Obama predicted that a majority of justices would uphold the law when the ruling is announced in June. But the president, a former law professor, seemed intent on swaying uncertain views, both in the court of public opinion and in the minds of the justices, about not overstepping the high court's bounds.
"Ultimately, I'm confident that the Supreme Court will not take what would be an unprecedented, extraordinary step of overturning a law that was passed by a strong majority of a democratically elected Congress," he said at a Rose Garden news conference.
The majority he referenced was not quite that strong; Congress approved the law two years ago in hard-fought party-line votes after a divisive national debate. Republican presidential contenders say they will make sure it is repealed if the Supreme Court doesn't throw it out first.
For a president to weigh in so forcefully about a case currently under deliberation by the Supreme Court is unusual, and it speaks to the stakes at hand.
The law is the signature domestic achievement of Obama's term and already a prominent source of debate in the presidential campaign. The Supreme Court will decide whether to strike down part or all of the law, including its centerpiece requirement that nearly all Americans carry insurance or pay a penalty.

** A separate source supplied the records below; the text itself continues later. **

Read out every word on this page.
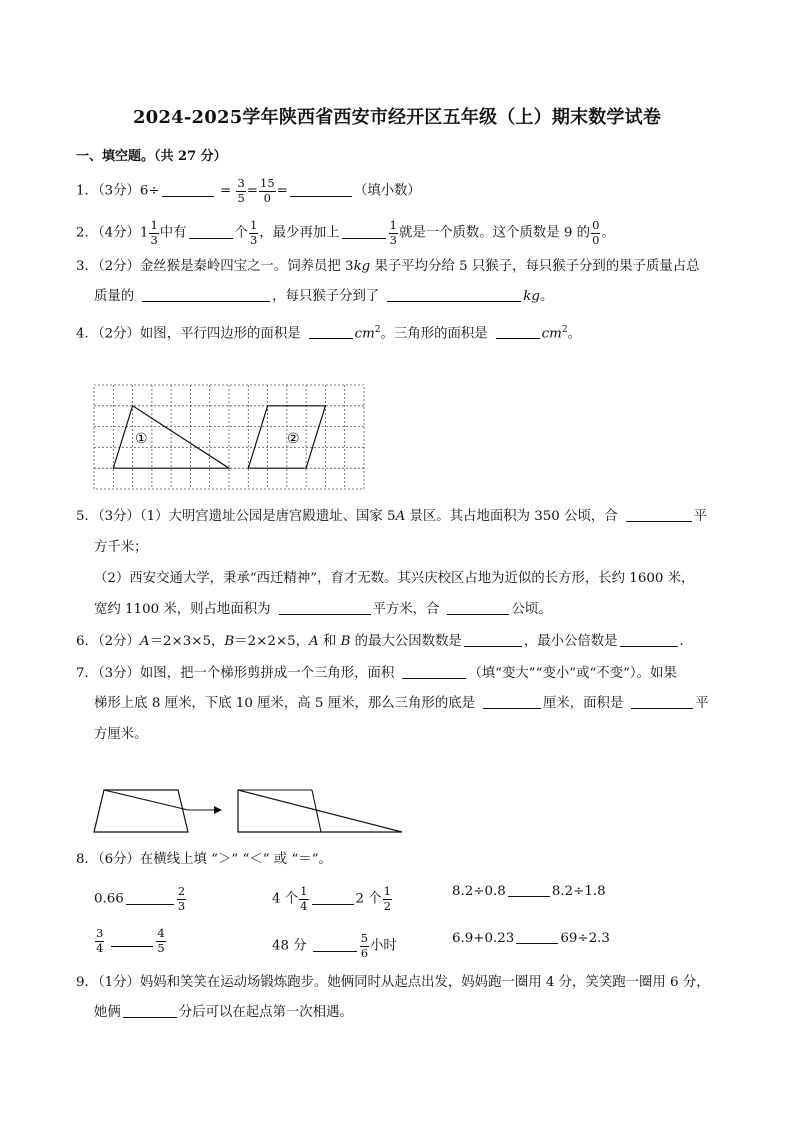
2024-2025学年陕西省西安市经开区五年级（上）期末数学试卷
一、填空题。（共 27 分）
1．（3分）6÷	= $\frac{3}{5} = \frac{15}{0}$ =	（填小数）
2．（4分）$1 \frac{1}{3}$ 中有	个 $\frac{1}{3}$ ，最少再加上	$\frac{1}{3}$ 就是一个质数。这个质数是 9 的 $\frac{0}{0}$ 。
3．（2分）金丝猴是秦岭四宝之一。饲养员把 3kg 果子平均分给 5 只猴子，每只猴子分到的果子质量占总
质量的	，每只猴子分到了	kg。
4．（2分）如图，平行四边形的面积是	$cm^2$。三角形的面积是	$cm^2$。
①	②
5．（3分）（1）大明宫遗址公园是唐宫殿遗址、国家 5A 景区。其占地面积为 350 公顷，合	平
方千米；
（2）西安交通大学，秉承“西迁精神”，育才无数。其兴庆校区占地为近似的长方形，长约 1600 米，
宽约 1100 米，则占地面积为	平方米，合	公顷。
6．（2分）A＝2×3×5，B＝2×2×5，A 和 B 的最大公因数数是	，最小公倍数是	．
7．（3分）如图，把一个梯形剪拼成一个三角形，面积	（填“变大”“变小”或“不变”）。如果
梯形上底 8 厘米，下底 10 厘米，高 5 厘米，那么三角形的底是	厘米，面积是	平
方厘米。
8．（6分）在横线上填 “＞” “＜” 或 “＝”。
0.66	$\frac{2}{3}$	4 个 $\frac{1}{4}$	2 个 $\frac{1}{2}$	8.2÷0.8	8.2÷1.8
$\frac{3}{4}$	$\frac{4}{5}$	48 分	$\frac{5}{6}$ 小时	6.9+0.23	69÷2.3
9．（1分）妈妈和笑笑在运动场锻炼跑步。她俩同时从起点出发，妈妈跑一圈用 4 分，笑笑跑一圈用 6 分，
她俩	分后可以在起点第一次相遇。
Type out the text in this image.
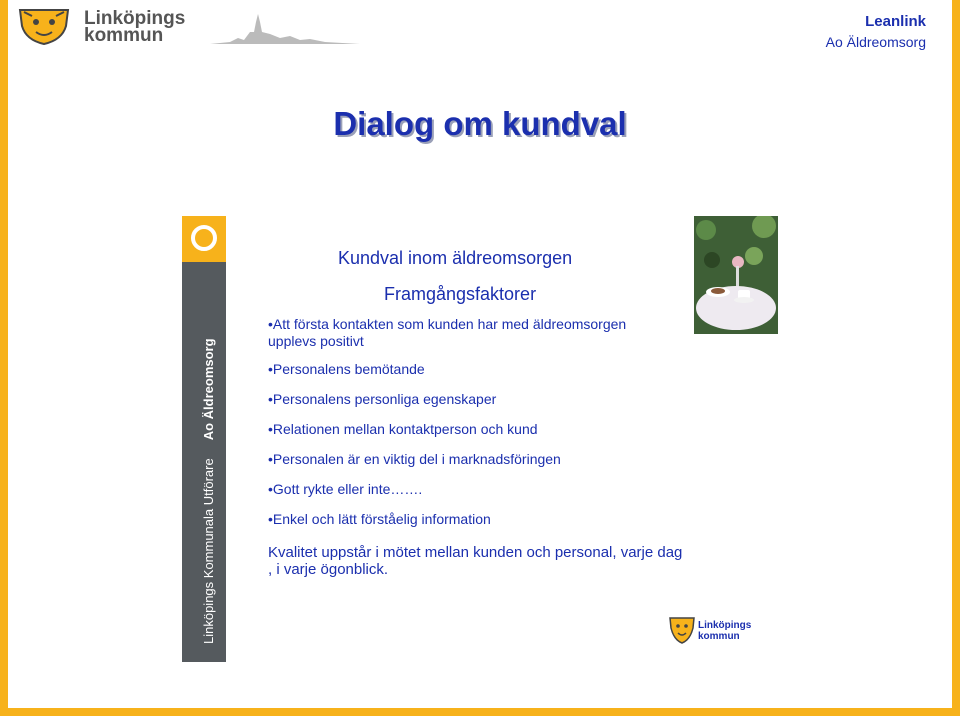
Linköpings
kommun
Leanlink
Ao Äldreomsorg
Dialog om kundval
Linköpings Kommunala UtförareAo Äldreomsorg
Kundval inom äldreomsorgen
Framgångsfaktorer
•Att första kontakten som kunden har med äldreomsorgen upplevs positivt
•Personalens bemötande
•Personalens personliga egenskaper
•Relationen mellan kontaktperson och kund
•Personalen är en viktig del i marknadsföringen
•Gott rykte eller inte…….
•Enkel och lätt förståelig information
Kvalitet uppstår i mötet mellan kunden och personal, varje dag , i varje ögonblick.
Linköpings
kommun
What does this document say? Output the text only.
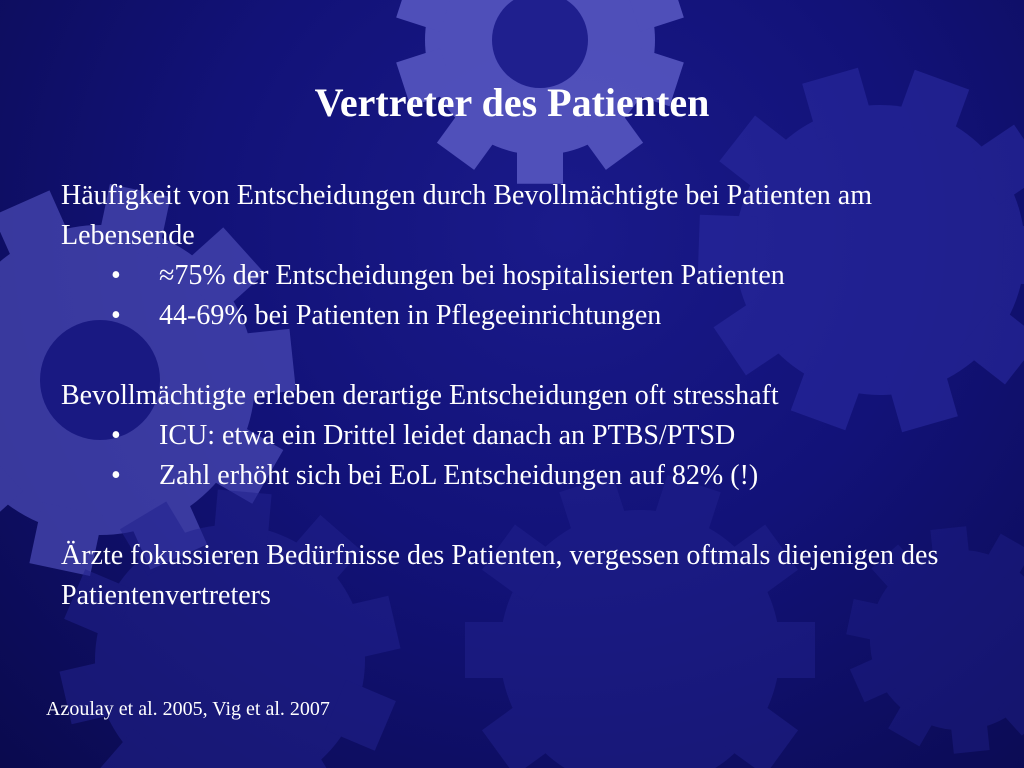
Vertreter des Patienten

Häufigkeit von Entscheidungen durch Bevollmächtigte bei Patienten am Lebensende

• ≈75% der Entscheidungen bei hospitalisierten Patienten
• 44-69% bei Patienten in Pflegeeinrichtungen

Bevollmächtigte erleben derartige Entscheidungen oft stresshaft

• ICU: etwa ein Drittel leidet danach an PTBS/PTSD
• Zahl erhöht sich bei EoL Entscheidungen auf 82% (!)

Ärzte fokussieren Bedürfnisse des Patienten, vergessen oftmals diejenigen des Patientenvertreters

Azoulay et al. 2005, Vig et al. 2007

On that core point, Obama seemed to send a message directly to the justices.
"I think the American people understand -- and I think the justices should understand -- that in the absence of an individual mandate, you cannot have a mechanism to ensure that people with pre-existing conditions get health care," Obama said.
"So there's not only an economic element to this and a legal element to this, but there's a human element to this. I hope that's not forgotten in this political debate."
Obama also made a broader case against his conservative Republican opponents by challenging them on a matter dear to them: stopping overreach by the courts.
"For years what we've heard is the biggest problem on the bench was judicial activism or a lack of judicial restraint -- that an unelected group of people would somehow overturn a duly constituted and passed law," he said.
"Well, this is a good example, and I'm pretty confident that this court will recognize that and not take that step."
Obama declined to answer what contingencies his administration might have in mind if the court does overturn the law.